If it takes them 6 hours to do one project together (12 work-hours total), it would take them 12 hours to do two projects together (24 work-hours total). But if this is their rate when together, then their rate when alone will be slower. Therefore, if it takes them 12 hours to two projects together (24 work-hours total), then it will take them more than 12 hours to do two projects separately (more than 24 work-hours total).

Skaggfacemutt's avatar

12 hours is still 12 hours, regardless of how much you accomplish in that time. So, the problem here is, are you talking work “hours” or the amount of work completed? Two different things.

I.E. Mary assembles 6 bicycles in 12 hours, Jane assembles 7 bicycles in 12 hours. How much work is completed? 13 bicycles. How many work hours – 24.

Seek's avatar

I don’t know… drag-asses always make the work take longer. The person working efficiently probably had to go back after everything was done and fix the lollygagger’s stupid mistakes, increasing the amount of time they had to spend working.

longgone's avatar

Because working separately, the entire process would take A’s time multiplicated with the factor by which A is faster than B.
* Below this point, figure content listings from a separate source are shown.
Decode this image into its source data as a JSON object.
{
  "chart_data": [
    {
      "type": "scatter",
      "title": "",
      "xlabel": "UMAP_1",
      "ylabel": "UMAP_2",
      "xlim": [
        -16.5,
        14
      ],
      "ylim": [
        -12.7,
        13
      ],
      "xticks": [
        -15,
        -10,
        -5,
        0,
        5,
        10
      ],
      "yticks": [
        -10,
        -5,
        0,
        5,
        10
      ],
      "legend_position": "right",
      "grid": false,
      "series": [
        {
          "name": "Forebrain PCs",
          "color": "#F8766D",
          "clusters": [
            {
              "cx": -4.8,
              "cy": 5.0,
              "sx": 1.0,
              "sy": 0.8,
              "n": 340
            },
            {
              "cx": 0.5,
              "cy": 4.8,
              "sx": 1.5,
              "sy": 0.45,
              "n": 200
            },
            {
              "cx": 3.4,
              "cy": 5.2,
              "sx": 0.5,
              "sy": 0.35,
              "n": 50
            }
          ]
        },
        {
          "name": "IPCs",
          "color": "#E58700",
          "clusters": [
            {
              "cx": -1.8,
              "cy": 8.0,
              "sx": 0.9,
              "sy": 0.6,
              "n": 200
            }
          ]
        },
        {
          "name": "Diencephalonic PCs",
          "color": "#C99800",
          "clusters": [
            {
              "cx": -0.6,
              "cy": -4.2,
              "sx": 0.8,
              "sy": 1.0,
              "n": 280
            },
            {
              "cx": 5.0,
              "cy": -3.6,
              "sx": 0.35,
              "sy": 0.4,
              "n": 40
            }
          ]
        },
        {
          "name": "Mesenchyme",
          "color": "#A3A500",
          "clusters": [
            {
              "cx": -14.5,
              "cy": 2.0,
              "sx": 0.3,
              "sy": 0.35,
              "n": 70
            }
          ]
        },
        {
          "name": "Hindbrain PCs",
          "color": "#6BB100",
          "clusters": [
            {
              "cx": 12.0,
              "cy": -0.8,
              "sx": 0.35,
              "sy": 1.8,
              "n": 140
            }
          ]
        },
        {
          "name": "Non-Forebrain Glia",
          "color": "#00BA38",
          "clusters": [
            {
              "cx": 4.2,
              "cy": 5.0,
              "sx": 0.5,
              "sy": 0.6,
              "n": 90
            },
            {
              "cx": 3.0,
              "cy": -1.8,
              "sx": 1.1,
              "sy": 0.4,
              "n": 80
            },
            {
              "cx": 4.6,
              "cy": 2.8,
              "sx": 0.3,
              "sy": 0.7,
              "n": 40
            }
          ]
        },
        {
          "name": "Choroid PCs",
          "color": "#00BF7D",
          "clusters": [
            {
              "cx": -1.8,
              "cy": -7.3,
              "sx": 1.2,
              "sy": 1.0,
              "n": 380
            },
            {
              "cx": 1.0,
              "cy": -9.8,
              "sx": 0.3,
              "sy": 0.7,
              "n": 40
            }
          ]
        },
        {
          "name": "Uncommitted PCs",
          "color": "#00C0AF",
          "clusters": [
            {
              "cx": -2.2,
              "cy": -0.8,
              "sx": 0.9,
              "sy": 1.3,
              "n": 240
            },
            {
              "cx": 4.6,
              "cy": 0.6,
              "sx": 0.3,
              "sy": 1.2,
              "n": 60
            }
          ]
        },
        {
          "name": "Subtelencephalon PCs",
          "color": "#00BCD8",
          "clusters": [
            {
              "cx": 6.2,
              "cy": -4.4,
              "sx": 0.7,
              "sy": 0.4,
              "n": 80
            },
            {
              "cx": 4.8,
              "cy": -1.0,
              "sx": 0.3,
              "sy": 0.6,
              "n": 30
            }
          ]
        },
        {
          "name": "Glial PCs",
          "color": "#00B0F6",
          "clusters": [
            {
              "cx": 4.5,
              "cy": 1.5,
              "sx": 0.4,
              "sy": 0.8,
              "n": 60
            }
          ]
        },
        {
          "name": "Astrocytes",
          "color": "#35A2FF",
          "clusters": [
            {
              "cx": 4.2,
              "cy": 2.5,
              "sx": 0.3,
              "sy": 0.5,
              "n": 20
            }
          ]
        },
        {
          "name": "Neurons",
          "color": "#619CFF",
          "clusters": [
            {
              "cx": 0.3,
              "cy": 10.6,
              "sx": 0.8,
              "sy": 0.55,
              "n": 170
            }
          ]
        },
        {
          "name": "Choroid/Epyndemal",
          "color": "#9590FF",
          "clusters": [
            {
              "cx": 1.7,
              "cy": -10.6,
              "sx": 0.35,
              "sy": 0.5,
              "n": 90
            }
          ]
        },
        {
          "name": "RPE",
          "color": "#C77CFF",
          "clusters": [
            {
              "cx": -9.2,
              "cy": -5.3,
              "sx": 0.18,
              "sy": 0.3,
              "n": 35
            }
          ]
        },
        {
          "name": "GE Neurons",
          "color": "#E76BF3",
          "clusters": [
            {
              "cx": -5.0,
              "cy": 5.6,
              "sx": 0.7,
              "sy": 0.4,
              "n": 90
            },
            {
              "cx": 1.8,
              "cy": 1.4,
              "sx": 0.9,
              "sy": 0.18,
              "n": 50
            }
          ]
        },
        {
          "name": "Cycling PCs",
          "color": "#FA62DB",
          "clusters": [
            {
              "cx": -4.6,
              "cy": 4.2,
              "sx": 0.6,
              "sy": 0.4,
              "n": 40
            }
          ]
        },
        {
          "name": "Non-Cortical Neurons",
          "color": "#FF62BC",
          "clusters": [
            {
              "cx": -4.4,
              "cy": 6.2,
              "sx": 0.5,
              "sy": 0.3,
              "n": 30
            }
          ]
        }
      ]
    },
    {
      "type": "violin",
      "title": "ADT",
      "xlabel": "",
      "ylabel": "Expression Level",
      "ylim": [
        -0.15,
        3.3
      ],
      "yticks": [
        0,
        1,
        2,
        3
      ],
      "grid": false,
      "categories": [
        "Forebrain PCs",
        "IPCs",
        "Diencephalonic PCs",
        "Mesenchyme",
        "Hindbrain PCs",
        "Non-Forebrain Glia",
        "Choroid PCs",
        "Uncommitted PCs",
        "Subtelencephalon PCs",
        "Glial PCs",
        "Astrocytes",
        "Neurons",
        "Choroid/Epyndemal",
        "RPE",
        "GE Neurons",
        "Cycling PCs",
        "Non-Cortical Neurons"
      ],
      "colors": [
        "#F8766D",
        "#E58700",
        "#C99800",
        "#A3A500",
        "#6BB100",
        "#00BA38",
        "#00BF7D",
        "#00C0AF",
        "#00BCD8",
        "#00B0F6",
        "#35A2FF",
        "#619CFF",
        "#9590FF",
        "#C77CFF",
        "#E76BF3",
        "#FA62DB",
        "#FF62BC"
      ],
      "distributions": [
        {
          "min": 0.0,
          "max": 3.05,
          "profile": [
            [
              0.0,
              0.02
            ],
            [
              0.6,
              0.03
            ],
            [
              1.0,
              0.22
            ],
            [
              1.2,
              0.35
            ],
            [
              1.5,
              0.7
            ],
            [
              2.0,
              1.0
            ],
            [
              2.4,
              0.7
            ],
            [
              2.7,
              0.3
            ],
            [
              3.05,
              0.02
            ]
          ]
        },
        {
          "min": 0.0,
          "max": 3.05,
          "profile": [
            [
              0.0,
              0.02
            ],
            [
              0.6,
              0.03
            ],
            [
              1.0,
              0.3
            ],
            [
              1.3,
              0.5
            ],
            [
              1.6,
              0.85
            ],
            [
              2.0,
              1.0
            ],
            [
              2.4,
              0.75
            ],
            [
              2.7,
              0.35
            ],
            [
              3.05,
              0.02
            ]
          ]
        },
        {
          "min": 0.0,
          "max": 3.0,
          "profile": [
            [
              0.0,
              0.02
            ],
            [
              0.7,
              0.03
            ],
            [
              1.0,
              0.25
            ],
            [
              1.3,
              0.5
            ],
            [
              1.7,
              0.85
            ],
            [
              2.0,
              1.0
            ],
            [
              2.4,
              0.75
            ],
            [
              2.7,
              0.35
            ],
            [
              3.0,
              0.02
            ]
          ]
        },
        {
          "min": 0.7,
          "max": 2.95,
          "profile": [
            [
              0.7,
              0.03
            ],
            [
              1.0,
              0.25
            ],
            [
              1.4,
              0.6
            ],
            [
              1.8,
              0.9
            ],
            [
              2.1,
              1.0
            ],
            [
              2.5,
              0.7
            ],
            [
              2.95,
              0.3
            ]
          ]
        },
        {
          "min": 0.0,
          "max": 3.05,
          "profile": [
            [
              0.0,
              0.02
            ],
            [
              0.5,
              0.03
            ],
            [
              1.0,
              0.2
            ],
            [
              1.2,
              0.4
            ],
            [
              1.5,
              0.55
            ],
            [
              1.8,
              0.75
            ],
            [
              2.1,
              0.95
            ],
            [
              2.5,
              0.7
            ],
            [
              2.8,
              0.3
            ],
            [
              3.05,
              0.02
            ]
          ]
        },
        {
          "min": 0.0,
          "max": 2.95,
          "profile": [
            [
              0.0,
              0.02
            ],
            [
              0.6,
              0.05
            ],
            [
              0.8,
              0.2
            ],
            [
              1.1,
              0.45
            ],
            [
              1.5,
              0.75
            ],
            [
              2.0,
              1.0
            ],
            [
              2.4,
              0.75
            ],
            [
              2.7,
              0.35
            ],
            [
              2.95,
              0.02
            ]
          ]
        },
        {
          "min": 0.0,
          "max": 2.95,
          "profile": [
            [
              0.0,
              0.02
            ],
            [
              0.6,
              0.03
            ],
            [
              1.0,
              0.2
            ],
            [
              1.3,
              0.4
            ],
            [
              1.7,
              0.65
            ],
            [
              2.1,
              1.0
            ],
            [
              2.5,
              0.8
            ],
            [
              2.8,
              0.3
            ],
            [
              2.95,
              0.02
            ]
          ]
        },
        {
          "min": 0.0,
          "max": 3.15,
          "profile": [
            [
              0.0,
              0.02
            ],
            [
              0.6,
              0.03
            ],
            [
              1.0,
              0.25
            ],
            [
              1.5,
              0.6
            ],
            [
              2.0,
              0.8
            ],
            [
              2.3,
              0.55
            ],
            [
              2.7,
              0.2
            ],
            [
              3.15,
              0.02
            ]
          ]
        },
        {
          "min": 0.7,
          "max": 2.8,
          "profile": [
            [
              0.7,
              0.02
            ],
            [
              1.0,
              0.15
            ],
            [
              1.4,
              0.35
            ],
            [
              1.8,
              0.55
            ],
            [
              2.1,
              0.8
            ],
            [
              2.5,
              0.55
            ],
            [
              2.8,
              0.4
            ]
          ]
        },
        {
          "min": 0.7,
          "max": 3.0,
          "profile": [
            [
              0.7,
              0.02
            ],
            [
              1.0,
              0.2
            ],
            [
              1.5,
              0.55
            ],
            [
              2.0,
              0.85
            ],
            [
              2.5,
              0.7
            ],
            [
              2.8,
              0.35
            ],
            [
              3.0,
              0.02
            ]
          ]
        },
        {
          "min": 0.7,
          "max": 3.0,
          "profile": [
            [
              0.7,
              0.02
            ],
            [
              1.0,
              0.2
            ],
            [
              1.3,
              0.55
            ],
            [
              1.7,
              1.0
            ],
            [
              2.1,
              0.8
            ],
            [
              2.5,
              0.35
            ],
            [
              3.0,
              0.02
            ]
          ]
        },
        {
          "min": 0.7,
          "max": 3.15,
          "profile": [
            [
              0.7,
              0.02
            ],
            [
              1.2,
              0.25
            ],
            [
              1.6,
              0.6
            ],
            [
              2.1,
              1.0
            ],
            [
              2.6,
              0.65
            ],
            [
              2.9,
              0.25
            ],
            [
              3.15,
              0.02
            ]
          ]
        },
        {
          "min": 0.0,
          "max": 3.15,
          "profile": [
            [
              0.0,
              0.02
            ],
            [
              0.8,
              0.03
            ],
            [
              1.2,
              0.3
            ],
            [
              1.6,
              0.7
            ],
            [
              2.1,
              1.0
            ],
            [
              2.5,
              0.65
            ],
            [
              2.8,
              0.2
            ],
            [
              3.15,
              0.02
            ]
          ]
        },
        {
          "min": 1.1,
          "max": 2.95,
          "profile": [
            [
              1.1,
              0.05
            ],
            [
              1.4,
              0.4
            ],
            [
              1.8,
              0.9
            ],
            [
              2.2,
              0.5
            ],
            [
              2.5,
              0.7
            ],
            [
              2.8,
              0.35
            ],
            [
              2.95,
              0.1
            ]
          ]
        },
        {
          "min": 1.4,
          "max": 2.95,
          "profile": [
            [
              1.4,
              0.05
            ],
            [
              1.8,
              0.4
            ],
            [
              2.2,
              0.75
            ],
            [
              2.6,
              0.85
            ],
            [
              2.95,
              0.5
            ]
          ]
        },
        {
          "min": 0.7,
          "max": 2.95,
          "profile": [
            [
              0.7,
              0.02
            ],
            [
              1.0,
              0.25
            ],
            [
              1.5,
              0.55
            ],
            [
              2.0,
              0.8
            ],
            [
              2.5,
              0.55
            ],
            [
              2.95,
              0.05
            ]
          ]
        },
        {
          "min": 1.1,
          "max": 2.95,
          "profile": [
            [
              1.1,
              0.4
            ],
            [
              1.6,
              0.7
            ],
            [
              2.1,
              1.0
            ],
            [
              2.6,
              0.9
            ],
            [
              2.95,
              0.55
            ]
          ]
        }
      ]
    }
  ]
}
Suppose A works twice as fast as B does. A would need 9h to finish the project on his own. By that time, B would still only be half-finished. A would have to wait around for another nine hours.

It seems clear to me, so I suspect I’m wrong.

LostInParadise's avatar

@longgone , You are thinking along the right line.

Let me see if I can make what you are saying more specific. We know that A takes between 6 and 12 hours and that B takes more than 12 hours. Since A and B working together can complete a project in 6 hours, they can complete 2 projects in 12 hours. Imagine that they start working on separate projects. At some time x between 6 and 12 hours, A will have finished. The only way they can complete both projects in 12 hours is if A starts working together with B on B’s project for the remaining time. Can you complete the argument?

longgone's avatar

….because if A doesn’t work for part of the time, this time will get added to the total. We need both of them working non-stop for 24 hours to suffice. Am I right?

LostInParadise's avatar

There is one key point that you are missing. Let x = time that A and B work separately. Let’s call the remaining time y. So we have x+y=12. When A and B work together for y hours, B does less than half the work. That means that when B works alone, the additional time to finish is greater than 2y. A takes x hours to complete the project and B takes more than x+2y hours, which means that the sum of their times is greater than 2x + 2y = 24.

longgone's avatar

Ah, got it. Thanks, I enjoyed trying to figure it out!

Skaggfacemutt's avatar

So you are assuming that the project has to be completed, not just that each works 12 hours, regardless of how much of the project they finish?

LostInParadise's avatar

Yes, the assumption is that each person works separately until their project is complete.